Special circumstances lead to lower acreage of peanuts, tobacco in N.C.

by | Jul 1, 2009

N.C. farmers are growing fewer acres of tobacco this year.

N.C. farmers are growing fewer acres of tobacco this year.

The USDA released its June Crop Report Tuesday, and I can’t say I was surprised by the numbers. As expected, soybean acreage increased 7 percent over last year, to 1.8 million acres. That’s the highest acreage in North Carolina since 1985.

Because of high global demand, soybean prices are very good now, and N.C. farmers are going to plant crops they believe will bring the best return on their investment. On the flip side, that same philosophy explains the drop in acreage for corn and cotton.

Two other crops — peanuts and tobacco — also are down from a year ago, but for reasons that go beyond simple economics.

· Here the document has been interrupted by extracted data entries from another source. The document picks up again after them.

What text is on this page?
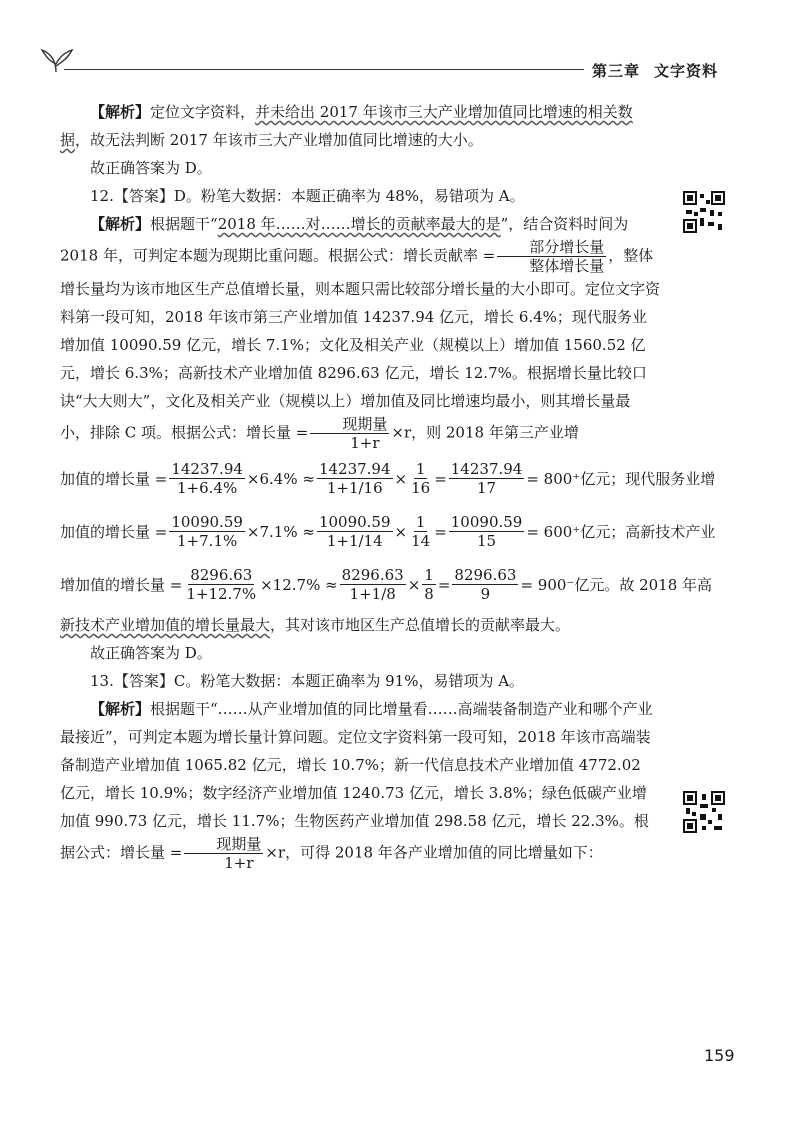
第三章 文字资料

【解析】定位文字资料，并未给出 2017 年该市三大产业增加值同比增速的相关数据，故无法判断 2017 年该市三大产业增加值同比增速的大小。

故正确答案为 D。

12.【答案】D。粉笔大数据：本题正确率为 48%，易错项为 A。

【解析】根据题干“2018 年……对……增长的贡献率最大的是”，结合资料时间为 2018 年，可判定本题为现期比重问题。根据公式：增长贡献率 = $\frac{\text{部分增长量}}{\text{整体增长量}}$ ，整体增长量均为该市地区生产总值增长量，则本题只需比较部分增长量的大小即可。定位文字资料第一段可知，2018 年该市第三产业增加值 14237.94 亿元，增长 6.4%；现代服务业增加值 10090.59 亿元，增长 7.1%；文化及相关产业（规模以上）增加值 1560.52 亿元，增长 6.3%；高新技术产业增加值 8296.63 亿元，增长 12.7%。根据增长量比较口诀“大大则大”，文化及相关产业（规模以上）增加值及同比增速均最小，则其增长量最小，排除 C 项。根据公式：增长量 = $\frac{\text{现期量}}{1+r} \times r$，则 2018 年第三产业增

加值的增长量 = $\frac{14237.94}{1+6.4\%} \times 6.4\% \approx \frac{14237.94}{1+1/16} \times \frac{1}{16} = \frac{14237.94}{17} = 800^+$亿元；现代服务业增
加值的增长量 = $\frac{10090.59}{1+7.1\%} \times 7.1\% \approx \frac{10090.59}{1+1/14} \times \frac{1}{14} = \frac{10090.59}{15} = 600^+$亿元；高新技术产业
增加值的增长量 = $\frac{8296.63}{1+12.7\%} \times 12.7\% \approx \frac{8296.63}{1+1/8} \times \frac{1}{8} = \frac{8296.63}{9} = 900^-$亿元。故 2018 年高

新技术产业增加值的增长量最大，其对该市地区生产总值增长的贡献率最大。

故正确答案为 D。

13.【答案】C。粉笔大数据：本题正确率为 91%，易错项为 A。

【解析】根据题干“……从产业增加值的同比增量看……高端装备制造产业和哪个产业最接近”，可判定本题为增长量计算问题。定位文字资料第一段可知，2018 年该市高端装备制造产业增加值 1065.82 亿元，增长 10.7%；新一代信息技术产业增加值 4772.02 亿元，增长 10.9%；数字经济产业增加值 1240.73 亿元，增长 3.8%；绿色低碳产业增加值 990.73 亿元，增长 11.7%；生物医药产业增加值 298.58 亿元，增长 22.3%。根据公式：增长量 = $\frac{\text{现期量}}{1+r} \times r$，可得 2018 年各产业增加值的同比增量如下：

159
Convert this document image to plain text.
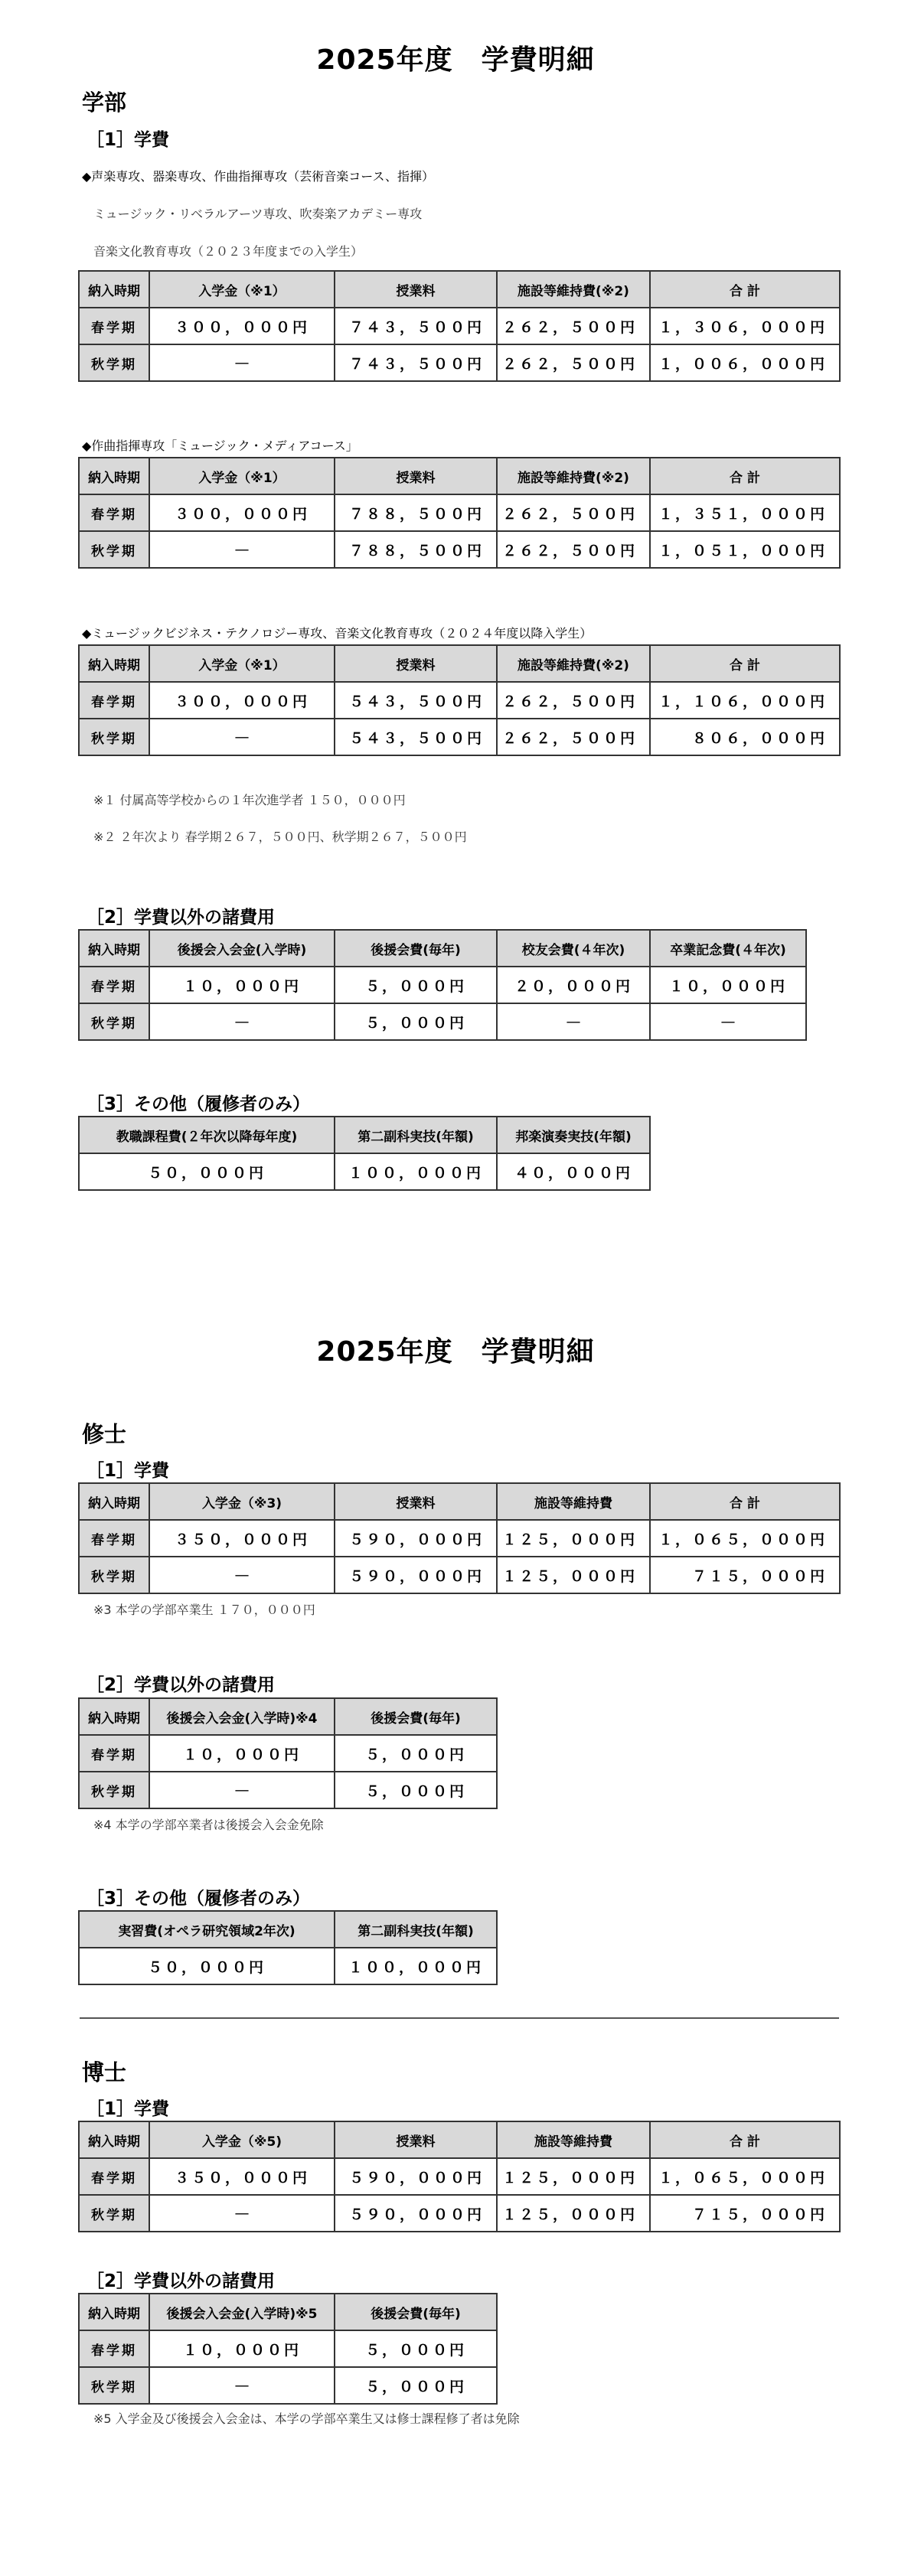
2025年度　学費明細
学部
［1］学費
◆声楽専攻、器楽専攻、作曲指揮専攻（芸術音楽コース、指揮）
ミュージック・リベラルアーツ専攻、吹奏楽アカデミー専攻
音楽文化教育専攻（２０２３年度までの入学生）
納入時期	入学金（※1）	授業料	施設等維持費(※2)	合 計
春学期	３００，０００円	７４３，５００円	２６２，５００円	１，３０６，０００円
秋学期	—	７４３，５００円	２６２，５００円	１，００６，０００円
◆作曲指揮専攻「ミュージック・メディアコース」
納入時期	入学金（※1）	授業料	施設等維持費(※2)	合 計
春学期	３００，０００円	７８８，５００円	２６２，５００円	１，３５１，０００円
秋学期	—	７８８，５００円	２６２，５００円	１，０５１，０００円
◆ミュージックビジネス・テクノロジー専攻、音楽文化教育専攻（２０２４年度以降入学生）
納入時期	入学金（※1）	授業料	施設等維持費(※2)	合 計
春学期	３００，０００円	５４３，５００円	２６２，５００円	１，１０６，０００円
秋学期	—	５４３，５００円	２６２，５００円	８０６，０００円
※１ 付属高等学校からの１年次進学者 １５０，０００円
※２ ２年次より 春学期２６７，５００円、秋学期２６７，５００円
［2］学費以外の諸費用
納入時期	後援会入会金(入学時)	後援会費(毎年)	校友会費(４年次)	卒業記念費(４年次)
春学期	１０，０００円	５，０００円	２０，０００円	１０，０００円
秋学期	—	５，０００円	—	—
［3］その他（履修者のみ）
教職課程費(２年次以降毎年度)	第二副科実技(年額)	邦楽演奏実技(年額)
５０，０００円	１００，０００円	４０，０００円
2025年度　学費明細
修士
［1］学費
納入時期	入学金（※3)	授業料	施設等維持費	合 計
春学期	３５０，０００円	５９０，０００円	１２５，０００円	１，０６５，０００円
秋学期	—	５９０，０００円	１２５，０００円	７１５，０００円
※3 本学の学部卒業生 １７０，０００円
［2］学費以外の諸費用
納入時期	後援会入会金(入学時)※4	後援会費(毎年)
春学期	１０，０００円	５，０００円
秋学期	—	５，０００円
※4 本学の学部卒業者は後援会入会金免除
［3］その他（履修者のみ）
実習費(オペラ研究領域2年次)	第二副科実技(年額)
５０，０００円	１００，０００円
博士
［1］学費
納入時期	入学金（※5)	授業料	施設等維持費	合 計
春学期	３５０，０００円	５９０，０００円	１２５，０００円	１，０６５，０００円
秋学期	—	５９０，０００円	１２５，０００円	７１５，０００円
［2］学費以外の諸費用
納入時期	後援会入会金(入学時)※5	後援会費(毎年)
春学期	１０，０００円	５，０００円
秋学期	—	５，０００円
※5 入学金及び後援会入会金は、本学の学部卒業生又は修士課程修了者は免除
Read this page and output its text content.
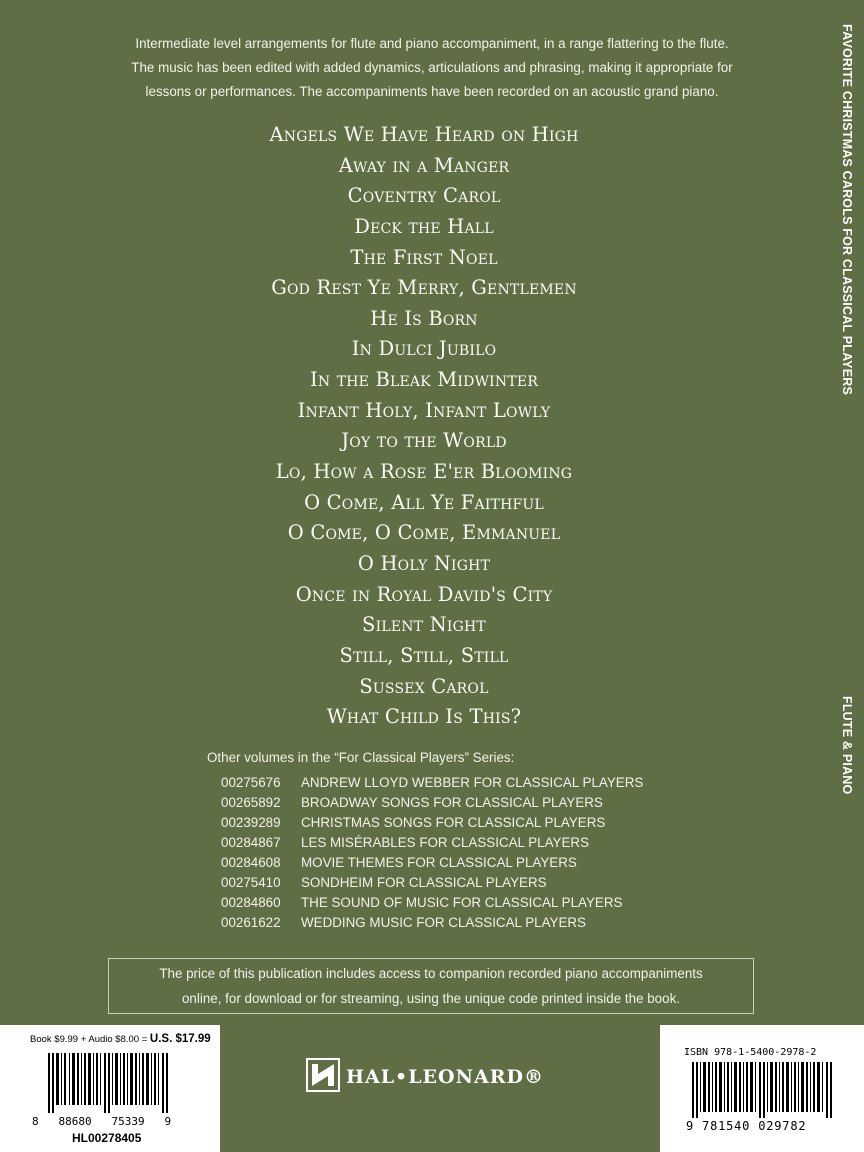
Intermediate level arrangements for flute and piano accompaniment, in a range flattering to the flute.
The music has been edited with added dynamics, articulations and phrasing, making it appropriate for
lessons or performances. The accompaniments have been recorded on an acoustic grand piano.
Angels We Have Heard on High
Away in a Manger
Coventry Carol
Deck the Hall
The First Noel
God Rest Ye Merry, Gentlemen
He Is Born
In Dulci Jubilo
In the Bleak Midwinter
Infant Holy, Infant Lowly
Joy to the World
Lo, How a Rose E'er Blooming
O Come, All Ye Faithful
O Come, O Come, Emmanuel
O Holy Night
Once in Royal David's City
Silent Night
Still, Still, Still
Sussex Carol
What Child Is This?
FAVORITE CHRISTMAS CAROLS FOR CLASSICAL PLAYERS
FLUTE & PIANO
Other volumes in the “For Classical Players” Series:
00275676 ANDREW LLOYD WEBBER FOR CLASSICAL PLAYERS
00265892 BROADWAY SONGS FOR CLASSICAL PLAYERS
00239289 CHRISTMAS SONGS FOR CLASSICAL PLAYERS
00284867 LES MISÉRABLES FOR CLASSICAL PLAYERS
00284608 MOVIE THEMES FOR CLASSICAL PLAYERS
00275410 SONDHEIM FOR CLASSICAL PLAYERS
00284860 THE SOUND OF MUSIC FOR CLASSICAL PLAYERS
00261622 WEDDING MUSIC FOR CLASSICAL PLAYERS
The price of this publication includes access to companion recorded piano accompaniments
online, for download or for streaming, using the unique code printed inside the book.
Book $9.99 + Audio $8.00 = U.S. $17.99
8 88680 75339 9
HL00278405
HAL•LEONARD®
ISBN 978-1-5400-2978-2
9 781540 029782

Peanut acreage is down 23 percent from a year ago, to 75,000 acres. That drop is the result of a couple of factors: 1) Last year’s N.C. peanut crop was a record, so some decrease this year was to be expected; and 2) the peanut industry was hurt by the salmonella outbreak earlier this year that saw the recall of lots of peanut butter products. The massive recall affected consumer demand for peanut butter and related foods. That has left a lot of N.C. farmers with peanuts in storage and no contracts for them. In other words, nobody’s buying.

N.C. farmers also aren’t planting as many acres of flue-cured tobacco this year (3 percent less, to be exact), mainly because their contracts with tobacco companies have been reduced. Companies lowered contracts when they realized that Congress was likely to pass legislation authorizing the FDA to regulate tobacco products, which Congress did earlier this month. Another factor was the 62-cent increase in the federal excise tax on cigarettes and other tobacco products that took effect April 1. Regulation and higher taxes are going to lower demand for cigarettes and other tobacco products, so the manufacturers are taking steps to lower their costs. Unfortunately, that means farmers who grow tobacco are seeing less demand for their crop.